Shropshire Star

Toby Neal: What sort of King can we expect now Charles' long apprenticeship has ended?

No Queen anecdotes I'm afraid, as I have none, only having seen her once.

Published
Charles and the Queen

That was as a little schoolboy. The school was an old chapel with just two classrooms and we all marched the short distance to the bend on Madeley High Street, which was still a proper High Street as they hadn't yet knocked it all down, to watch the Queen's car pass.

My memory is that the royal car seemed to be illuminated from the inside which, figuratively or in reality, may have been the case.

Shamefully, perhaps even treasonably, if I have seen the Queen in the flesh in the years since I can't remember having done so.

In the absence of any real recollections of Her Majesty, I can do rather better with some of the royal others, including the King, having covered some of his local visits in the course of my journalistic duties.

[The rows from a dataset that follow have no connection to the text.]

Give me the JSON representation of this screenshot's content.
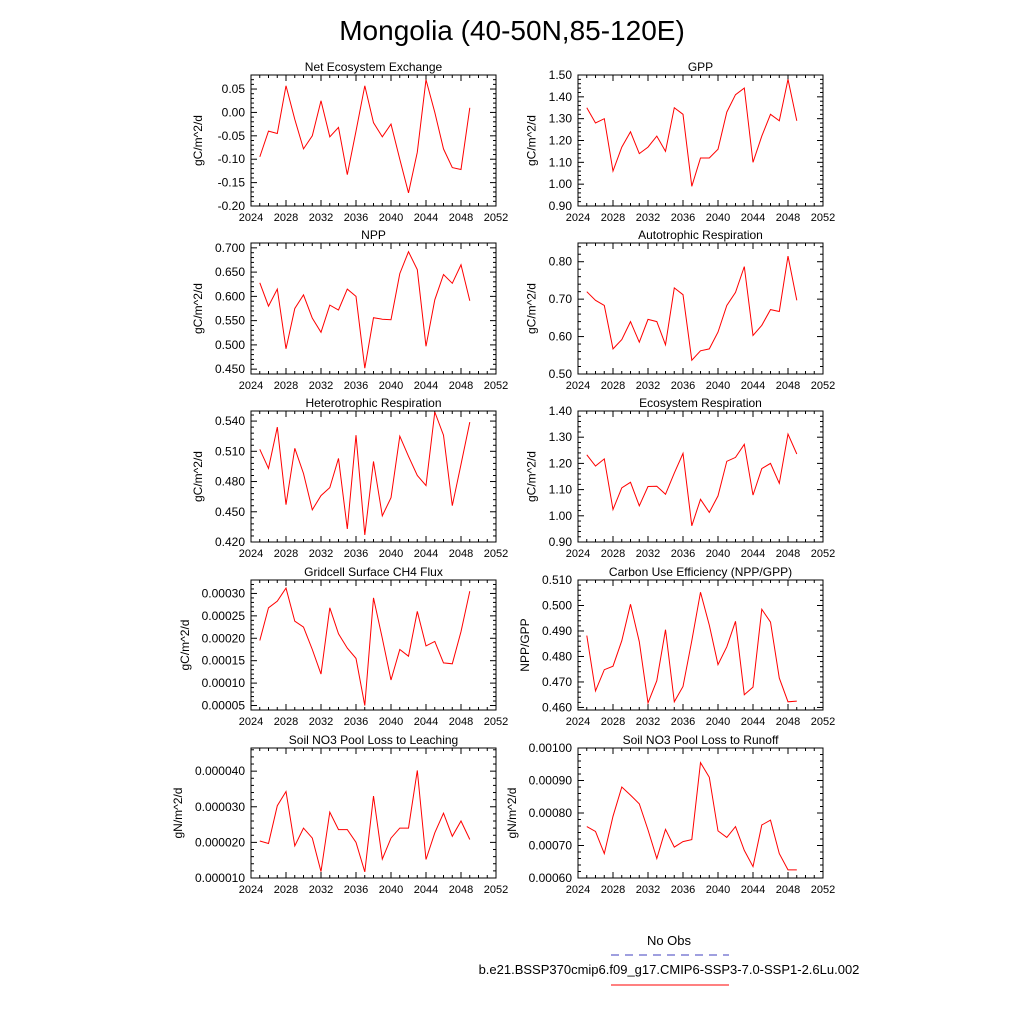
{
  "title": "Mongolia (40-50N,85-120E)",
  "colors": {
    "model_line": "#ff0000",
    "obs_line": "#6666cc",
    "axis": "#000000"
  },
  "legend": {
    "entries": [
      {
        "label": "No Obs",
        "style": "dashed",
        "color": "#6666cc"
      },
      {
        "label": "b.e21.BSSP370cmip6.f09_g17.CMIP6-SSP3-7.0-SSP1-2.6Lu.002",
        "style": "solid",
        "color": "#ff0000"
      }
    ]
  },
  "chart_data": [
    {
      "type": "line",
      "title": "Net Ecosystem Exchange",
      "ylabel": "gC/m^2/d",
      "xlim": [
        2024,
        2052
      ],
      "ylim": [
        -0.2,
        0.08
      ],
      "xticks": [
        2024,
        2028,
        2032,
        2036,
        2040,
        2044,
        2048,
        2052
      ],
      "yticks": [
        -0.2,
        -0.15,
        -0.1,
        -0.05,
        0.0,
        0.05
      ],
      "ytick_labels": [
        "-0.20",
        "-0.15",
        "-0.10",
        "-0.05",
        "0.00",
        "0.05"
      ],
      "x": [
        2025,
        2026,
        2027,
        2028,
        2029,
        2030,
        2031,
        2032,
        2033,
        2034,
        2035,
        2036,
        2037,
        2038,
        2039,
        2040,
        2041,
        2042,
        2043,
        2044,
        2045,
        2046,
        2047,
        2048,
        2049
      ],
      "series": [
        {
          "values": [
            -0.095,
            -0.04,
            -0.045,
            0.057,
            -0.015,
            -0.078,
            -0.05,
            0.025,
            -0.052,
            -0.032,
            -0.133,
            -0.04,
            0.057,
            -0.022,
            -0.052,
            -0.025,
            -0.1,
            -0.172,
            -0.085,
            0.07,
            0.0,
            -0.078,
            -0.118,
            -0.122,
            0.01
          ]
        }
      ]
    },
    {
      "type": "line",
      "title": "GPP",
      "ylabel": "gC/m^2/d",
      "xlim": [
        2024,
        2052
      ],
      "ylim": [
        0.9,
        1.5
      ],
      "xticks": [
        2024,
        2028,
        2032,
        2036,
        2040,
        2044,
        2048,
        2052
      ],
      "yticks": [
        0.9,
        1.0,
        1.1,
        1.2,
        1.3,
        1.4,
        1.5
      ],
      "ytick_labels": [
        "0.90",
        "1.00",
        "1.10",
        "1.20",
        "1.30",
        "1.40",
        "1.50"
      ],
      "x": [
        2025,
        2026,
        2027,
        2028,
        2029,
        2030,
        2031,
        2032,
        2033,
        2034,
        2035,
        2036,
        2037,
        2038,
        2039,
        2040,
        2041,
        2042,
        2043,
        2044,
        2045,
        2046,
        2047,
        2048,
        2049
      ],
      "series": [
        {
          "values": [
            1.35,
            1.28,
            1.3,
            1.06,
            1.17,
            1.24,
            1.14,
            1.17,
            1.22,
            1.15,
            1.35,
            1.32,
            0.99,
            1.12,
            1.12,
            1.16,
            1.33,
            1.41,
            1.44,
            1.1,
            1.22,
            1.32,
            1.29,
            1.48,
            1.29
          ]
        }
      ]
    },
    {
      "type": "line",
      "title": "NPP",
      "ylabel": "gC/m^2/d",
      "xlim": [
        2024,
        2052
      ],
      "ylim": [
        0.44,
        0.71
      ],
      "xticks": [
        2024,
        2028,
        2032,
        2036,
        2040,
        2044,
        2048,
        2052
      ],
      "yticks": [
        0.45,
        0.5,
        0.55,
        0.6,
        0.65,
        0.7
      ],
      "ytick_labels": [
        "0.450",
        "0.500",
        "0.550",
        "0.600",
        "0.650",
        "0.700"
      ],
      "x": [
        2025,
        2026,
        2027,
        2028,
        2029,
        2030,
        2031,
        2032,
        2033,
        2034,
        2035,
        2036,
        2037,
        2038,
        2039,
        2040,
        2041,
        2042,
        2043,
        2044,
        2045,
        2046,
        2047,
        2048,
        2049
      ],
      "series": [
        {
          "values": [
            0.628,
            0.58,
            0.615,
            0.492,
            0.575,
            0.603,
            0.555,
            0.526,
            0.582,
            0.572,
            0.615,
            0.6,
            0.452,
            0.556,
            0.553,
            0.552,
            0.647,
            0.692,
            0.655,
            0.497,
            0.593,
            0.645,
            0.627,
            0.665,
            0.591
          ]
        }
      ]
    },
    {
      "type": "line",
      "title": "Autotrophic Respiration",
      "ylabel": "gC/m^2/d",
      "xlim": [
        2024,
        2052
      ],
      "ylim": [
        0.5,
        0.85
      ],
      "xticks": [
        2024,
        2028,
        2032,
        2036,
        2040,
        2044,
        2048,
        2052
      ],
      "yticks": [
        0.5,
        0.6,
        0.7,
        0.8
      ],
      "ytick_labels": [
        "0.50",
        "0.60",
        "0.70",
        "0.80"
      ],
      "x": [
        2025,
        2026,
        2027,
        2028,
        2029,
        2030,
        2031,
        2032,
        2033,
        2034,
        2035,
        2036,
        2037,
        2038,
        2039,
        2040,
        2041,
        2042,
        2043,
        2044,
        2045,
        2046,
        2047,
        2048,
        2049
      ],
      "series": [
        {
          "values": [
            0.72,
            0.697,
            0.683,
            0.567,
            0.592,
            0.64,
            0.585,
            0.646,
            0.64,
            0.578,
            0.73,
            0.712,
            0.537,
            0.562,
            0.567,
            0.612,
            0.683,
            0.718,
            0.787,
            0.603,
            0.63,
            0.672,
            0.667,
            0.815,
            0.697
          ]
        }
      ]
    },
    {
      "type": "line",
      "title": "Heterotrophic Respiration",
      "ylabel": "gC/m^2/d",
      "xlim": [
        2024,
        2052
      ],
      "ylim": [
        0.42,
        0.55
      ],
      "xticks": [
        2024,
        2028,
        2032,
        2036,
        2040,
        2044,
        2048,
        2052
      ],
      "yticks": [
        0.42,
        0.45,
        0.48,
        0.51,
        0.54
      ],
      "ytick_labels": [
        "0.420",
        "0.450",
        "0.480",
        "0.510",
        "0.540"
      ],
      "x": [
        2025,
        2026,
        2027,
        2028,
        2029,
        2030,
        2031,
        2032,
        2033,
        2034,
        2035,
        2036,
        2037,
        2038,
        2039,
        2040,
        2041,
        2042,
        2043,
        2044,
        2045,
        2046,
        2047,
        2048,
        2049
      ],
      "series": [
        {
          "values": [
            0.512,
            0.493,
            0.534,
            0.457,
            0.513,
            0.488,
            0.452,
            0.466,
            0.474,
            0.503,
            0.433,
            0.526,
            0.427,
            0.5,
            0.446,
            0.464,
            0.525,
            0.505,
            0.486,
            0.476,
            0.549,
            0.526,
            0.456,
            0.497,
            0.539
          ]
        }
      ]
    },
    {
      "type": "line",
      "title": "Ecosystem Respiration",
      "ylabel": "gC/m^2/d",
      "xlim": [
        2024,
        2052
      ],
      "ylim": [
        0.9,
        1.4
      ],
      "xticks": [
        2024,
        2028,
        2032,
        2036,
        2040,
        2044,
        2048,
        2052
      ],
      "yticks": [
        0.9,
        1.0,
        1.1,
        1.2,
        1.3,
        1.4
      ],
      "ytick_labels": [
        "0.90",
        "1.00",
        "1.10",
        "1.20",
        "1.30",
        "1.40"
      ],
      "x": [
        2025,
        2026,
        2027,
        2028,
        2029,
        2030,
        2031,
        2032,
        2033,
        2034,
        2035,
        2036,
        2037,
        2038,
        2039,
        2040,
        2041,
        2042,
        2043,
        2044,
        2045,
        2046,
        2047,
        2048,
        2049
      ],
      "series": [
        {
          "values": [
            1.233,
            1.19,
            1.217,
            1.024,
            1.107,
            1.128,
            1.038,
            1.112,
            1.113,
            1.082,
            1.163,
            1.238,
            0.962,
            1.063,
            1.013,
            1.076,
            1.208,
            1.223,
            1.273,
            1.079,
            1.18,
            1.2,
            1.124,
            1.312,
            1.236
          ]
        }
      ]
    },
    {
      "type": "line",
      "title": "Gridcell Surface CH4 Flux",
      "ylabel": "gC/m^2/d",
      "xlim": [
        2024,
        2052
      ],
      "ylim": [
        4e-05,
        0.00033
      ],
      "xticks": [
        2024,
        2028,
        2032,
        2036,
        2040,
        2044,
        2048,
        2052
      ],
      "yticks": [
        5e-05,
        0.0001,
        0.00015,
        0.0002,
        0.00025,
        0.0003
      ],
      "ytick_labels": [
        "0.00005",
        "0.00010",
        "0.00015",
        "0.00020",
        "0.00025",
        "0.00030"
      ],
      "x": [
        2025,
        2026,
        2027,
        2028,
        2029,
        2030,
        2031,
        2032,
        2033,
        2034,
        2035,
        2036,
        2037,
        2038,
        2039,
        2040,
        2041,
        2042,
        2043,
        2044,
        2045,
        2046,
        2047,
        2048,
        2049
      ],
      "series": [
        {
          "values": [
            0.000195,
            0.000268,
            0.000283,
            0.000312,
            0.000238,
            0.000225,
            0.000175,
            0.00012,
            0.000268,
            0.00021,
            0.000178,
            0.000155,
            5e-05,
            0.00029,
            0.0002,
            0.000107,
            0.000175,
            0.00016,
            0.00026,
            0.000183,
            0.000193,
            0.000145,
            0.000143,
            0.000215,
            0.000305
          ]
        }
      ]
    },
    {
      "type": "line",
      "title": "Carbon Use Efficiency (NPP/GPP)",
      "ylabel": "NPP/GPP",
      "xlim": [
        2024,
        2052
      ],
      "ylim": [
        0.459,
        0.51
      ],
      "xticks": [
        2024,
        2028,
        2032,
        2036,
        2040,
        2044,
        2048,
        2052
      ],
      "yticks": [
        0.46,
        0.47,
        0.48,
        0.49,
        0.5,
        0.51
      ],
      "ytick_labels": [
        "0.460",
        "0.470",
        "0.480",
        "0.490",
        "0.500",
        "0.510"
      ],
      "x": [
        2025,
        2026,
        2027,
        2028,
        2029,
        2030,
        2031,
        2032,
        2033,
        2034,
        2035,
        2036,
        2037,
        2038,
        2039,
        2040,
        2041,
        2042,
        2043,
        2044,
        2045,
        2046,
        2047,
        2048,
        2049
      ],
      "series": [
        {
          "values": [
            0.4882,
            0.4665,
            0.4748,
            0.4762,
            0.4862,
            0.5005,
            0.4858,
            0.4618,
            0.4705,
            0.4905,
            0.4622,
            0.4682,
            0.4862,
            0.5052,
            0.4923,
            0.4768,
            0.4838,
            0.4938,
            0.465,
            0.468,
            0.4985,
            0.4935,
            0.4715,
            0.4622,
            0.4625
          ]
        }
      ]
    },
    {
      "type": "line",
      "title": "Soil NO3 Pool Loss to Leaching",
      "ylabel": "gN/m^2/d",
      "xlim": [
        2024,
        2052
      ],
      "ylim": [
        1e-05,
        4.65e-05
      ],
      "xticks": [
        2024,
        2028,
        2032,
        2036,
        2040,
        2044,
        2048,
        2052
      ],
      "yticks": [
        1e-05,
        2e-05,
        3e-05,
        4e-05
      ],
      "ytick_labels": [
        "0.000010",
        "0.000020",
        "0.000030",
        "0.000040"
      ],
      "x": [
        2025,
        2026,
        2027,
        2028,
        2029,
        2030,
        2031,
        2032,
        2033,
        2034,
        2035,
        2036,
        2037,
        2038,
        2039,
        2040,
        2041,
        2042,
        2043,
        2044,
        2045,
        2046,
        2047,
        2048,
        2049
      ],
      "series": [
        {
          "values": [
            2.04e-05,
            1.97e-05,
            3.03e-05,
            3.43e-05,
            1.9e-05,
            2.4e-05,
            2.12e-05,
            1.18e-05,
            2.85e-05,
            2.36e-05,
            2.36e-05,
            2e-05,
            1.17e-05,
            3.3e-05,
            1.53e-05,
            2.12e-05,
            2.4e-05,
            2.4e-05,
            4.02e-05,
            1.52e-05,
            2.27e-05,
            2.82e-05,
            2.17e-05,
            2.6e-05,
            2.08e-05
          ]
        }
      ]
    },
    {
      "type": "line",
      "title": "Soil NO3 Pool Loss to Runoff",
      "ylabel": "gN/m^2/d",
      "xlim": [
        2024,
        2052
      ],
      "ylim": [
        0.0006,
        0.001
      ],
      "xticks": [
        2024,
        2028,
        2032,
        2036,
        2040,
        2044,
        2048,
        2052
      ],
      "yticks": [
        0.0006,
        0.0007,
        0.0008,
        0.0009,
        0.001
      ],
      "ytick_labels": [
        "0.00060",
        "0.00070",
        "0.00080",
        "0.00090",
        "0.00100"
      ],
      "x": [
        2025,
        2026,
        2027,
        2028,
        2029,
        2030,
        2031,
        2032,
        2033,
        2034,
        2035,
        2036,
        2037,
        2038,
        2039,
        2040,
        2041,
        2042,
        2043,
        2044,
        2045,
        2046,
        2047,
        2048,
        2049
      ],
      "series": [
        {
          "values": [
            0.000758,
            0.000743,
            0.000675,
            0.00079,
            0.00088,
            0.000855,
            0.000828,
            0.000748,
            0.00066,
            0.00075,
            0.000695,
            0.000712,
            0.000718,
            0.000955,
            0.00091,
            0.000745,
            0.000725,
            0.000758,
            0.000685,
            0.000635,
            0.000763,
            0.000778,
            0.000675,
            0.000625,
            0.000625
          ]
        }
      ]
    }
  ]
}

There was the case of the Missed Photo Opportunity. During one of his visits to Ironbridge Gorge Museum, of which he became patron in 1979, Prince Charles was exploring one of the museum sites and happened to look behind something or other and emerged holding a feather duster, which no doubt had been used in the operation to spruce up the place in advance of HRH's arrival.

There he stood consciously, I suspect, looking like Ken Dodd, as we all know our new sovereign is blessed with a sense of humour, holding said feather duster.

What a great picture. It would have gone round the world. Imagine the tattyfilarious fun they would have had writing the captions. Alas, the photographer posse had not yet caught up. They were probably delayed admiring some of the exhibits, or whatever, and the moment was lost.

It may have been on the same visit that the then prince suddenly turned to me. I thought he was going to say something. Then he must have seen my notebook and realised I was not the sort of person princes should speak to.

If that's all a bit thin, I have some secondhand stories. It seems that he was horribly and outrageously bullied by some fellow pupils at Gordonstoun, the public school which used to give cold showers in the morning to toughen up its charges and that sort of thing.

Another person told me how shy he was at Aberystwyth University, and would blush easily. I've always thought being shy is an unrecognised form of disability, and being shy and being a prince in the public eye means that his much talked-of apprenticeship to the crown must often have been painful and difficult.

On the subject of bullying, the tabloids of the 1980s and 1990s were prime exponents, setting about their task with glee and gusto, and their often unfair, cruel, and extreme attacks, including quotes and stories which I suspect in some cases were simply made up, will have hurt a sensitive man for whom royal protocol made it impossible for him to defend, rebut, or explain, even when the bile was rooted in what we now know to be falsehoods.

So now we say goodbye to the Elizabethan era and enter the Carolean era, which doesn't have the same ring. The origin is Carolus, the Latin word for Charles.

What sort of King, and what sort of reign, can we expect? Having ascended to the throne at the age of 73, inevitably his reign will be nothing like the chronological span of his late mother's.

While nobody really knew what the late Queen thought on various issues, we have a good idea of what King Charles III thinks, as he has not been afraid to express his views which in many cases were ridiculed at the time but have now become the orthodoxy.

The talk at the moment has been of stability and continuity, but the change of monarch is also an opportunity for those seeking wider changes.

Their voices have been heard in protests here and there already. If they can protest at the time of remembrance and respect and shout abuse at the bereaved, there is no reason to suppose that when the period of national mourning ends that such voices will not become yet louder and more strident.

As for the King, he has come through that long, tough, apprenticeship without any apparent bitterness.

It augurs well. Generally magnanimity is a trait of the great.